Tuesday, May 21, 2013
WASHINGTON -- With top-level negotiations showing few signs of major progress, Maine Sen. Susan Collins said Sunday afternoon that she and other senators are discussing putting forward their own bipartisan proposal to avoid going over the fiscal cliff.
Following a meeting with Sen.-elect Angus King of Maine, Sen. Susan Collins, R-Maine, ranking Republican on the Senate Homeland Security and Governmental Affairs Committee, tells reporters that she wants answers from disgraced CIA Director David Petraeus about the Sept. 11 attack in Benghazi, Libya, on the American consulate, on Capitol Hill in Washington, Tuesday, Nov. 13, 2012. (AP Photo/J. Scott Applewhite)
Collins said while there is still time left for Democratic and Republican leadership to find a compromise, “it doesn’t sound to me like things are going very well.”
“I’ve talked with several Democrats as well as Republicans about forming a group and trying to come up with an alternative if, in fact, negotiations between the two leaders fail to produce a compromise. And there appears to be a lot of interest in that,” said Collins, a Republican.
“The American people deserve far better than this and I believe that a compromise could be reached. It seems to be that everybody’s got to buckle down and start bargaining in good faith,” Collins said while walking into a Republican caucus meeting at 3 p.m.
Congress has less than two days to come up with a plan to avert the tax increases and spending cuts known as the fiscal cliff. But despite the looming deadline, Senate Republican and Democratic leaders were still struggling to find agreement.
Senate Majority Leader Harry Reid, D-Nev., said he was optimistic but realistic about bridging the divide between two sides. Republicans reportedly demanded that any deal include changes to the cost-of-living adjustments to Social Security.
“At this stage, I don’t have a counteroffer to make,” Reid said on the Senate floor. “Perhaps as the day wears on I will be able to.”
Senate Minority Leader Mitch McConnell, R-Ken., said he was “concerned with the lack of urgency here” and that there was too much at stake for political gamesmanship.
"There is no single issue that remains an impossible sticking point,” McConnell said in a floor speech. “The sticking point appears to be a willingness, an interest and frankly the courage to close the deal.

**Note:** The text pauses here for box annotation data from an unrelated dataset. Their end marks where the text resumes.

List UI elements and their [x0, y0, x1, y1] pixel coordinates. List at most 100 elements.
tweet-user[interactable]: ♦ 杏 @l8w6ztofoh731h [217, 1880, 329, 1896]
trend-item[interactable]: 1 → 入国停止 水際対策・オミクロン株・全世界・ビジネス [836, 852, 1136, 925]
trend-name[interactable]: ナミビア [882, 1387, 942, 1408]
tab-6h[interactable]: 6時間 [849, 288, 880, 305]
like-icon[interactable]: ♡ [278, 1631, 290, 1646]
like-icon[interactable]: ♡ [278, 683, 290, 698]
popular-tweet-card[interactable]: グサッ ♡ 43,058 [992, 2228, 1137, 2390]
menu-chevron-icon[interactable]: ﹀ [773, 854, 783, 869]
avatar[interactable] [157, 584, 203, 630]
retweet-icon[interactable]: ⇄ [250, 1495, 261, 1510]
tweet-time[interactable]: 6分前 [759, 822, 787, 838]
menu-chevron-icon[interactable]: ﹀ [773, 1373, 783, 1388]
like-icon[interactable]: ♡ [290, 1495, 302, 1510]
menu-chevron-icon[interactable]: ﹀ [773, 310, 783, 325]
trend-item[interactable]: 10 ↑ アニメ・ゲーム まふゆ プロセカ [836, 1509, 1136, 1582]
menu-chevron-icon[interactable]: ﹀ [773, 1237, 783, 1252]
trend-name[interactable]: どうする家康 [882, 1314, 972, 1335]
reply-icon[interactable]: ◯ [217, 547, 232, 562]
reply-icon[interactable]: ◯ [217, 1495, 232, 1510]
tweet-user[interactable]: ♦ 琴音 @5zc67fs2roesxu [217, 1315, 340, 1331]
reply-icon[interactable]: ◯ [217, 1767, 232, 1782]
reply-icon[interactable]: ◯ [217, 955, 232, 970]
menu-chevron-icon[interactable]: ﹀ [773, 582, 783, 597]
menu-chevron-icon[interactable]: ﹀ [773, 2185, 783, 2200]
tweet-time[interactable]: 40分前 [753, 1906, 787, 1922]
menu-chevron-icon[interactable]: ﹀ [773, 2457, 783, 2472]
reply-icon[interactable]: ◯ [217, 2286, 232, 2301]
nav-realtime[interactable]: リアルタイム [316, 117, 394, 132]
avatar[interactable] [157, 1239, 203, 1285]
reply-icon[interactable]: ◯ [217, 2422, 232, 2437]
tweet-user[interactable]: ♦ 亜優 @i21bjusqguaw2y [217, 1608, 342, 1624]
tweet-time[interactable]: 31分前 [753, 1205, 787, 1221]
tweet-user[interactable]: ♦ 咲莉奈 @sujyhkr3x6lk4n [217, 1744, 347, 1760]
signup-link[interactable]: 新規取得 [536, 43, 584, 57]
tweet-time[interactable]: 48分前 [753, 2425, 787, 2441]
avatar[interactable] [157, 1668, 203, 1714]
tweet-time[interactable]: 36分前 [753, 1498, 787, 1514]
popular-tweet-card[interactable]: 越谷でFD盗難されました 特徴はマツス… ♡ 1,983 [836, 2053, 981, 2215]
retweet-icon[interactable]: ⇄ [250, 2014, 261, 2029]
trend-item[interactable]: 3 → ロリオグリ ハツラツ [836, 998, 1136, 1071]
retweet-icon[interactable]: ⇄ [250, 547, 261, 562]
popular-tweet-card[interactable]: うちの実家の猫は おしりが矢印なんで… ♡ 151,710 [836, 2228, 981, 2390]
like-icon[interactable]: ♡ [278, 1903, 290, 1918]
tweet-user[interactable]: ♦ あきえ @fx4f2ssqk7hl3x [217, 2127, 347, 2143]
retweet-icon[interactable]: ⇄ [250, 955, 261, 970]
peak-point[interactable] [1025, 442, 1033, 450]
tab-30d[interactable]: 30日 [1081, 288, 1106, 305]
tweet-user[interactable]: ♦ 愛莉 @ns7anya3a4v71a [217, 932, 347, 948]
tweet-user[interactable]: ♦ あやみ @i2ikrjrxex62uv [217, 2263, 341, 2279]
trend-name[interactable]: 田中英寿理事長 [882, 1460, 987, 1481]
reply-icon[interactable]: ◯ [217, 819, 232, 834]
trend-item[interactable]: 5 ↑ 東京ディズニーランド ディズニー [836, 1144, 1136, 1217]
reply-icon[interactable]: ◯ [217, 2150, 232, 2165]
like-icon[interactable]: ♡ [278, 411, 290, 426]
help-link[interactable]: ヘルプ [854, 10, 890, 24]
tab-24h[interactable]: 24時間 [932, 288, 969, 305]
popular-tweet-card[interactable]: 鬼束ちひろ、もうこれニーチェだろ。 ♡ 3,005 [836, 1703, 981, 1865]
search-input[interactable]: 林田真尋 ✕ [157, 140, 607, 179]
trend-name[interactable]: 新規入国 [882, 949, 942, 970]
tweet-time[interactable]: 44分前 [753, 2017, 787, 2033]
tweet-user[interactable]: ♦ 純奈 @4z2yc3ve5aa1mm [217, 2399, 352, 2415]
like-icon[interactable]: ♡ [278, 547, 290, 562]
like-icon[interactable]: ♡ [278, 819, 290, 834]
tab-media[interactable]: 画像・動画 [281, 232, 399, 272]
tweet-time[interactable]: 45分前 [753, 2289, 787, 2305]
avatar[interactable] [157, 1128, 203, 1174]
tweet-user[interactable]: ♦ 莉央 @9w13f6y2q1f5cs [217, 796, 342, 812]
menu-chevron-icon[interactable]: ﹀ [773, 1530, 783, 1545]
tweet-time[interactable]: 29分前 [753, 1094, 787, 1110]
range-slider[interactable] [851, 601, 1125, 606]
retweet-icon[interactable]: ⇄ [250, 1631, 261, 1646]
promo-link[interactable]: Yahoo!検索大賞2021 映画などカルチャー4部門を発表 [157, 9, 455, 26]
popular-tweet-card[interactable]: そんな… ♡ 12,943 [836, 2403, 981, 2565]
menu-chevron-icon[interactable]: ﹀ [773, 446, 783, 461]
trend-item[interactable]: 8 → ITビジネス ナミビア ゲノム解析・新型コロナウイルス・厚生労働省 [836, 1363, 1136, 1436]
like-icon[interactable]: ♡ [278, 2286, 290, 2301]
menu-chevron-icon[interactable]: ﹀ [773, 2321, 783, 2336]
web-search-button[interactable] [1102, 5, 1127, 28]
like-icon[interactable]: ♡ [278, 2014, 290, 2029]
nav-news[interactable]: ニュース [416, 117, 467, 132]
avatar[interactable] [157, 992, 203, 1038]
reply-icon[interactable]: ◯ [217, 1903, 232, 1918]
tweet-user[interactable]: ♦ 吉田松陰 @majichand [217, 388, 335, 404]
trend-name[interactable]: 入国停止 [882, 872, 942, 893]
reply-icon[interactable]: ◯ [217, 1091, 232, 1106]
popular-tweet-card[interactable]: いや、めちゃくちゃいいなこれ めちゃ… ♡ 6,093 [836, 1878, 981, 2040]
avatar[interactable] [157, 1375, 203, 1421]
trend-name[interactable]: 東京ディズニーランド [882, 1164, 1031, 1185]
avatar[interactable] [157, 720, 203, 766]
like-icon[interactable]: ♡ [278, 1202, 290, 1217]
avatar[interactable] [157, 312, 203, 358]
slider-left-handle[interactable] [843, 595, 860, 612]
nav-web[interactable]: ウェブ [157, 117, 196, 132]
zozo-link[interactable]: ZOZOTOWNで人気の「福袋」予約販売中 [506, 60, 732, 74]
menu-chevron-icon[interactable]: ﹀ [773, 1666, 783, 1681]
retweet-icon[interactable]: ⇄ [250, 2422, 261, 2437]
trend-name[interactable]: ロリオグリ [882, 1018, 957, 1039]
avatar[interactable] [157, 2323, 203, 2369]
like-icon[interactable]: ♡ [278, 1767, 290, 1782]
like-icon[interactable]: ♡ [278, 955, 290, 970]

I want everybody to know that I’m willing to get this done but I need a dance partner.”
Collins said the issues go far beyond the tax cuts that have been the predominant focal point and include more than $100 billion in across-the-board spending cuts that will kick in Jan. 2. Those cuts, known as sequestration, will have a major impact on Maine’s defense contracting industry and public schools, Collins said.
“I’m still hopeful that we will try to get an agreement,” Collins said.
Hopes of avoiding the sequestration cuts appear to be dwindling, however, as the two sides try to hammer out a deal on income tax rates for the wealthy, the estate tax, unemployment benefits and other issues.
Maine Sen. Olympia Snowe, meanwhile, said the “failure to reconcile the differences and reach an accord, I think, underscores how broken the system is.” Snowe, a Republican, will serve her final days in the Senate this week after a 34-year career in Congress.
“I don’t think people really appreciate the degree to which this has instilled fear in many Americans, wondering what the future holds in terms of their tax increases,” said Snowe, a Republican.
Snowe reiterated that she could support a Democrat-backed bill to allow tax rates to increase on households earning more than $250,000 a year. President Obama has said that, absent a deal, he will push Reid to hold an up-or-down vote on that proposal.
“If it ends up being at $250,000 then I certainly would support it because, more than anything else, we need to be able to provide some sort of predictability to millions of Americans as they prepare to file their tax returns,” Snowe said.